Has anything surprised you in the process of bringing Tomorrow’s Memories to life?
I was hesitant at first when Valérie presented this project to me and told me Matthew Welch was the composer. I thought, “woah this is really weird, a white guy is gonna musically tell the story of this young brown girl’s journey?” That surprised me, but if you’re asking questions with integrity and imagination, I think we can tell stories.  And equally surprising is to find that there are all these beautiful trails of filipino music history and sounds and aesthetics within the score, and it was really thrilling when I heard Florante [Aguilar, guitarist] and everyone playing the music.

In the truest sense of the word, it’s so awesome to hear the music and to be confronted by this body of thirty, forty voices singing together like that. I mean every time Patricia and Mel and I look at each other, it takes us a couple minutes before we start “directing.” We just go, “hold on: you guys need to know that that was really beautiful.” And the chorus, as you can imagine, they just say, “yeah, well, we’re doing what we’re supposed to be doing,” and Vaérie’s saying, “well they’re getting there, they’re getting there.” So that is such a beautiful surprise, to be blown away by the sound every time. 

What do you find compelling about Angeles’s story?
The fact that it’s a culturally and historically Filipino story means a lot to me creatively and certainly personally. I think one of the ideas that we approached in the first production was to think of the commonality of younger women and nonbinary folks creating community through different circumstances.
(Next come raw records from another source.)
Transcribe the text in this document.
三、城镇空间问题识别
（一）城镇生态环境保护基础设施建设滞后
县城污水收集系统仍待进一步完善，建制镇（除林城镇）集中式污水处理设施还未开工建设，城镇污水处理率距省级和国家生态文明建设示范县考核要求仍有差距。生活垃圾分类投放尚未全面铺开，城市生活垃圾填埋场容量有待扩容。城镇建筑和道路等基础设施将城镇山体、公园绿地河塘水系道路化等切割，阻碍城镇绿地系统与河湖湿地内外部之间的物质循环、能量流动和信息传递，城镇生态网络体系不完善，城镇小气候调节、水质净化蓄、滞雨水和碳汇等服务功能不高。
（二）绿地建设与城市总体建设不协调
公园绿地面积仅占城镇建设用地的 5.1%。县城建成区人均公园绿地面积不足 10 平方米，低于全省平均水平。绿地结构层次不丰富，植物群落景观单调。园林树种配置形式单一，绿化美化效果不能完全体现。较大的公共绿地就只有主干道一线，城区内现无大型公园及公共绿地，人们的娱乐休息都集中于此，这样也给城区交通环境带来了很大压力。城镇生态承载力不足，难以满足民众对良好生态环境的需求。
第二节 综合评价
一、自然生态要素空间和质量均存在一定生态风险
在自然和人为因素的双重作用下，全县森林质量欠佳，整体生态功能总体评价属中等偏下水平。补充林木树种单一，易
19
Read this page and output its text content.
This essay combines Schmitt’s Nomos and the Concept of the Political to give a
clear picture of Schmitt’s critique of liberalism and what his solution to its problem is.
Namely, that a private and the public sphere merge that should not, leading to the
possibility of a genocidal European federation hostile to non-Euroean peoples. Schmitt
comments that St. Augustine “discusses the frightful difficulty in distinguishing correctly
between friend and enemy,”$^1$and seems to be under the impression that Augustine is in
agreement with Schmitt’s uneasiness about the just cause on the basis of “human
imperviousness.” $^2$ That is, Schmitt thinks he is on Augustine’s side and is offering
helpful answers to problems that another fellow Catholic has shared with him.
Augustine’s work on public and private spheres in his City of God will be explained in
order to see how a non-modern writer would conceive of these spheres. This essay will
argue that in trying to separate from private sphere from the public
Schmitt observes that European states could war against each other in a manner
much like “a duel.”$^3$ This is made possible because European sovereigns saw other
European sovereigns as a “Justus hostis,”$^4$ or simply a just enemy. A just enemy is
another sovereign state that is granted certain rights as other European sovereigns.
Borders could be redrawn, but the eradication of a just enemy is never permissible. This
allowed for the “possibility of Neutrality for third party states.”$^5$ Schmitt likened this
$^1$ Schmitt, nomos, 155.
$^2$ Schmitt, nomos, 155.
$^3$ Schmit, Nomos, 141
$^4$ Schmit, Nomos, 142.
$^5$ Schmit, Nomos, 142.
In the story of Angeles’s life we find that forced migration, immigration, indentured servitude, continued migration, agricultural life, city life - all this stuff in these situations where people, even or maybe especially younger folks, found these little communities, whether it was in Hawai’i, in the plantation finding this life and literally creating a language together (pidgin), or whether it’s in Stockton creating a community like Little Manila. So that idea was really exciting.

And I think one of the cool things about SFGC doing this project is that it’s a piece of writing by a young woman, and SFGC a creative center for young women and nonbinary people to tell their stories through song. That alignment has always been really exciting and inspirational to me.

What inspires you about working with SFGC?
Valérie is such a great leader, and creative visionary, and also a really supportive visionary insofar as allowing this process to be so collaborative and also to morph between what the girls chorus does so well and letting it evolve into something between girls chorus performance, chamber opera, and a theater piece, and that’s been really exciting. 

When Valérie first told me about Tomorrow’s Memories, her vision and her body of work at the chorus about singing voices and bringing different cultures and experiences into the room - One of the things that I admire about Valérie is that she’s pushing and expanding the viewfinders of the singers in the chorus, the whole staff of the chorus, and then in turn, the families and the audiences that witness it. 

What are you excited to work on in the future? Give us a sneak peek!
This collaboration came about organically: Valérie and I had decided to work on this together, and then, in the middle of the project I started at the Magic Theater. It was at the same time that she and I had been thinking about where we see Tomorrow’s Memories being staged. The farther we got into it, the more chamber-like it felt to us, so we were looking for something that was less the big music hall and something that was more chamber-like. What’s been cool about that for me is that we have all these great collaborations at Magic Theater, whether it’s our resident theater companies or the San Francisco poet laureates-in-residence or these visual artists, or this collaboration with SFGC, so there’s always something happening at Magic! I’d like people to know that this is part of an ongoing series of events and programs, and come check us out.